Przypomniał, że w tym roku, na wielu plantacjach, rolnicy podjęli decyzję, aby zastosować rozwiązania słabsze, ponieważ było sucho i nie spodziewano się, że będzie padać. – Deszcze spowodują, że wegetacja nam się wydłuży w stosunku do lat ubiegłych – nawet o dwa tygodnie. Dlatego ci rolnicy, którzy zastosowali mocne rozwiązania i które będą dłużej działać – wygrają. W wypadku osób, które wybrały słabsze rozwiązania to warto zastosować aplikację w terminie T3 – podkreślał Adam Szepiela.
Syngenta to też odmiany. Poniżej przedstawiamy zaprezentowane trzy nowości pszenicy ozimej:
SY Landrich – odmiana pszenicy z grupy jakościowej A. Bardzo dobrze się krzewi. Silny wigor początkowy. Sprawdzi się na trudnych stanowiskach, od gleb suchych i mozaikowatych. Dobre parametry ziarna, jak liczba opadania i zawartość białka. Wysoka odporność na wyleganie. Polecana do uprawy na opóźnione terminy siewu.
SY Yukon – wysoki plon i zawartość białka. Dobra tolerancja na suszę. Polecana na słabsze stanowiska, duża tolerancja na zakwaszone gleby.
SY Dubaj – zimotrwała, zdrowa. Grube ziarno, bardzo dobre wyrównanie i gęstość w stanie zsypnym. Wysoka zawartość białka. Poradzi sobie na glebach słabszych i dobrych.
Kolejnym zagadnieniem była ochrona rzepaku ozimego. Na wstępnie przypomniano warunki pogodowe – susza i wysokie temperatury podczas siewu tego gatunku, a później długą i ciepłą jesień.

Na poletkach zastosowano do odchwaszczania herbicyd trójskładnikowy Colzor Trio. – Rzepak jest coraz częściej rzadziej siany i tym samym jest więcej miejsca dla chwastów – podkreślał Przemysław Urbaniak, ekspert techniczny w ochronie rzepak. Dlatego tak ważna jest rola odchwaszczania.

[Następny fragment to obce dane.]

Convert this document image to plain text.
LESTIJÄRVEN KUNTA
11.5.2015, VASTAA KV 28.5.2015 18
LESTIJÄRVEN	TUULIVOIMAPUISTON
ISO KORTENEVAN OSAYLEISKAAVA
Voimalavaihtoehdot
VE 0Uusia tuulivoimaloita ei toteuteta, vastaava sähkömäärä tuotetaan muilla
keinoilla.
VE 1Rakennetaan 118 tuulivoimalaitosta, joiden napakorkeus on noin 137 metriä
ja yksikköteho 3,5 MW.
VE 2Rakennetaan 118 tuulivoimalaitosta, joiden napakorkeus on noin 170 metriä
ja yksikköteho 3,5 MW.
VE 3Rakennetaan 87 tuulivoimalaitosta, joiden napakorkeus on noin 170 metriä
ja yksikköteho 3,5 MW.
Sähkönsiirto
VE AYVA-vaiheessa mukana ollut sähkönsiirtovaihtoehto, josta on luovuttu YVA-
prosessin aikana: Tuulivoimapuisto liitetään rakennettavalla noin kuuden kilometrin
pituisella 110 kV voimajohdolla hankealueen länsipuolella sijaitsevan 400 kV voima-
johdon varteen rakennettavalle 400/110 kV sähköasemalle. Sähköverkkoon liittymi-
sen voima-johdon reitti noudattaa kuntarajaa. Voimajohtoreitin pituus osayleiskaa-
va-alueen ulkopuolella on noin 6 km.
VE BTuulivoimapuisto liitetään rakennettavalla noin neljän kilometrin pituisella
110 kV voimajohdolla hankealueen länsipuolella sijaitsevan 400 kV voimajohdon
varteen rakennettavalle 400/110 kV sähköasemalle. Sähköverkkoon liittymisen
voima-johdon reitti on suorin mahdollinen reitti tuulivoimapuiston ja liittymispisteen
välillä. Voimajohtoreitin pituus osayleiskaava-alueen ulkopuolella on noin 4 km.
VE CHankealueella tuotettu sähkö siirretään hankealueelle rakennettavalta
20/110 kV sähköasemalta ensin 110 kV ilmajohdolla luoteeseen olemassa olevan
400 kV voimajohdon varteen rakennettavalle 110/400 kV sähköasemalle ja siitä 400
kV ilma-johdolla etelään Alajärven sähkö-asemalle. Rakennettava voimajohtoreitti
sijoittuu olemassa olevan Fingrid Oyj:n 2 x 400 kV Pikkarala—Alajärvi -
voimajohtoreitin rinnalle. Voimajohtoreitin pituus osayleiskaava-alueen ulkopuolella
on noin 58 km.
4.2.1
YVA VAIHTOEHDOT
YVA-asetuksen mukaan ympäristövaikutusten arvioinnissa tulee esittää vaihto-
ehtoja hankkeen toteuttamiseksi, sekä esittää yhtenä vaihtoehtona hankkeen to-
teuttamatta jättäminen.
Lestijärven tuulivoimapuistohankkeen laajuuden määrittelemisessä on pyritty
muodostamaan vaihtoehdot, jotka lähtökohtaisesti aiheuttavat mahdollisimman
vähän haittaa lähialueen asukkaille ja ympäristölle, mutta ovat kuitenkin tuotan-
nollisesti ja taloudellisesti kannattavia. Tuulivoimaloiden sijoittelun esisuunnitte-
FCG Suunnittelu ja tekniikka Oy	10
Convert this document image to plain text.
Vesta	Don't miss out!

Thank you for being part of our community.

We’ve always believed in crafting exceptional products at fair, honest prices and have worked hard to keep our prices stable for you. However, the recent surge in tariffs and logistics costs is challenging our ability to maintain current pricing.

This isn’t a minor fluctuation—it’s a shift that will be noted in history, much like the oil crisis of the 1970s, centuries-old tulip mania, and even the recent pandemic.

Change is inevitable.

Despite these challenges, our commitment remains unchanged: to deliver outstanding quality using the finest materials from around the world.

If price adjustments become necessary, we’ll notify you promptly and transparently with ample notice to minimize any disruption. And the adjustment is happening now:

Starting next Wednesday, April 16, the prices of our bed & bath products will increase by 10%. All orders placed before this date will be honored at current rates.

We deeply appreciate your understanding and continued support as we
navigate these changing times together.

Jaką odmianę rzepaku poleca Syngenta na nowy sezon? Nowością jest odmiana Aganos, która osiągnęła bardzo dobre wyniki plonowania, nawet w suchych latach jak 2018 i 2019. Wysoka zimotrwałość i profil zdrowotnościowy. Odmiana z tolerancją na wirusa żółtaczki rzepy oraz Phomę. – Odmiana w tym roku na wiosnę ustrzegła się przed przymrozkami – mówił Łukasz Bojkowski, prezentując nową kreację.
Co w uprawie kukurydzy? – To jest najciekawszy sezon od 20 lat. Bardzo zimna wiosna. Mamy bardzo niską sumę temperatur efektywnych. W 2018 r. od pierwszego kwietnia do 10 czerwca było 400 stopni, w 2019 – 300 stopni, a w 2020 tylko 200 stopni, a co za tym idzie mamy opóźniony rozwój kukurydzy – mówił Karol Kozłowski, ekspert techniczny w kukurydzy.
Jak podkreślił, coraz większym problemem w uprawie tego gatunku jest zwalczanie chwastnicy jednostronnej – przedstawiciele firmy zalecają na nią aplikację preparatem Lumax. Dodatkowo w kukurydzy, ale też i w innych uprawach, w tym sezonie kłopot stanowią samosiewy ziemniaka. Rozwiązaniem dla nich jest potraktowanie plantacji, zdaniem firmy, też Lumaxem.